Before long, I found not handle it on my own. I had become too reliant on AI for the routine tasks.

Richard Barnes, a 31-year-old marine biologist and server in Hawaii, shares comparable sentiments. “I am not sure if I would think differently about someone who uses ChatGPT, but I would be like, ‘come on,’” he said. “You shouldn’t have to depend on it to make a grocery list. Your life is likely not that hard. We can make the list together.”

Celebrity and Industry Resistance.

When director Guillermo del Toro said he would “rather die” than use generative AI, it made headlines.
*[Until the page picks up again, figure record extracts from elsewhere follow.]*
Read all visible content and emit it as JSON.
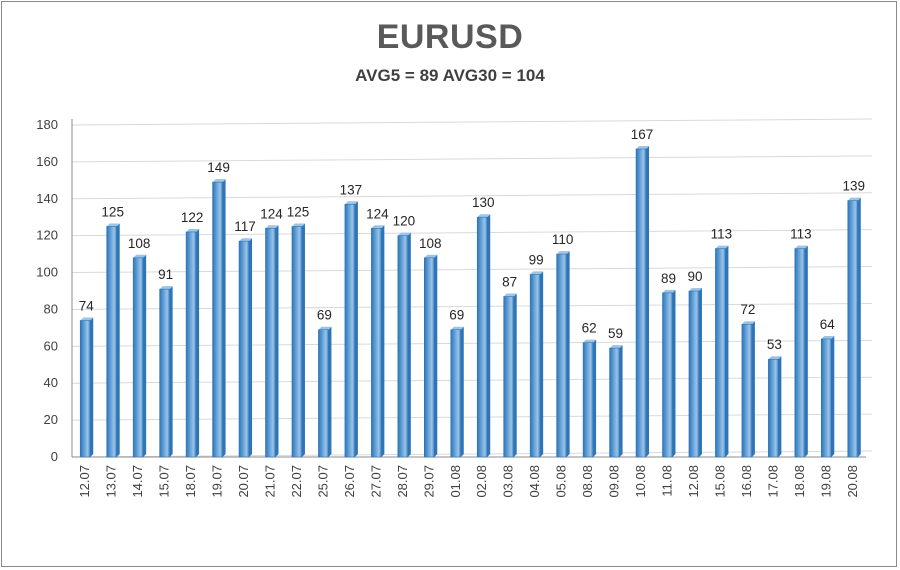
{
  "chart_data": {
    "type": "bar",
    "title": "EURUSD",
    "subtitle": "AVG5 = 89 AVG30 = 104",
    "categories": [
      "12.07",
      "13.07",
      "14.07",
      "15.07",
      "18.07",
      "19.07",
      "20.07",
      "21.07",
      "22.07",
      "25.07",
      "26.07",
      "27.07",
      "28.07",
      "29.07",
      "01.08",
      "02.08",
      "03.08",
      "04.08",
      "05.08",
      "08.08",
      "09.08",
      "10.08",
      "11.08",
      "12.08",
      "15.08",
      "16.08",
      "17.08",
      "18.08",
      "19.08",
      "20.08"
    ],
    "values": [
      74,
      125,
      108,
      91,
      122,
      149,
      117,
      124,
      125,
      69,
      137,
      124,
      120,
      108,
      69,
      130,
      87,
      99,
      110,
      62,
      59,
      167,
      89,
      90,
      113,
      72,
      53,
      113,
      64,
      139
    ],
    "ylim": [
      0,
      180
    ],
    "yticks": [
      0,
      20,
      40,
      60,
      80,
      100,
      120,
      140,
      160,
      180
    ],
    "grid": true,
    "legend": "none",
    "colors": {
      "bar": "#5b9bd5",
      "bar_dark": "#2e75b6",
      "bar_light": "#9dc3e6",
      "grid": "#d9d9d9",
      "axis": "#8c8c8c"
    }
  }
}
Similarly, SZA’s Instagram stories rant against the tech warning about “environmental racism” and expressing fear over users who are “codependent on a machine”. The same goes for when Simu Liu, Alison Roman, Céline Dion, Emily Blunt, and others make statements that are critical of AI in their respective industries. I believe these quotes spread widely for a reason: people agree with them.

Even, to an extent, the people who power the tech industry. Last month, Pinterest introduced a filter that lets users turn off AI content. Meta lets users mute, but not entirely deactivate, comparable content on Instagram. Reports indicated that “cursor resistance” is on the rise, as some Silicon Valley professionals refuse to use AI to write their code.

{Luciano Noijeen, a lead software engineer working in Greece and the Netherlands, told me that he enthusiastically used AI in the past to write or enhance his coding.|According to Luciano Noijeen, a {lead|

Bruce Lynch
Bruce Lynch

A digital strategist with over a decade of experience in tech innovation and data-driven marketing solutions.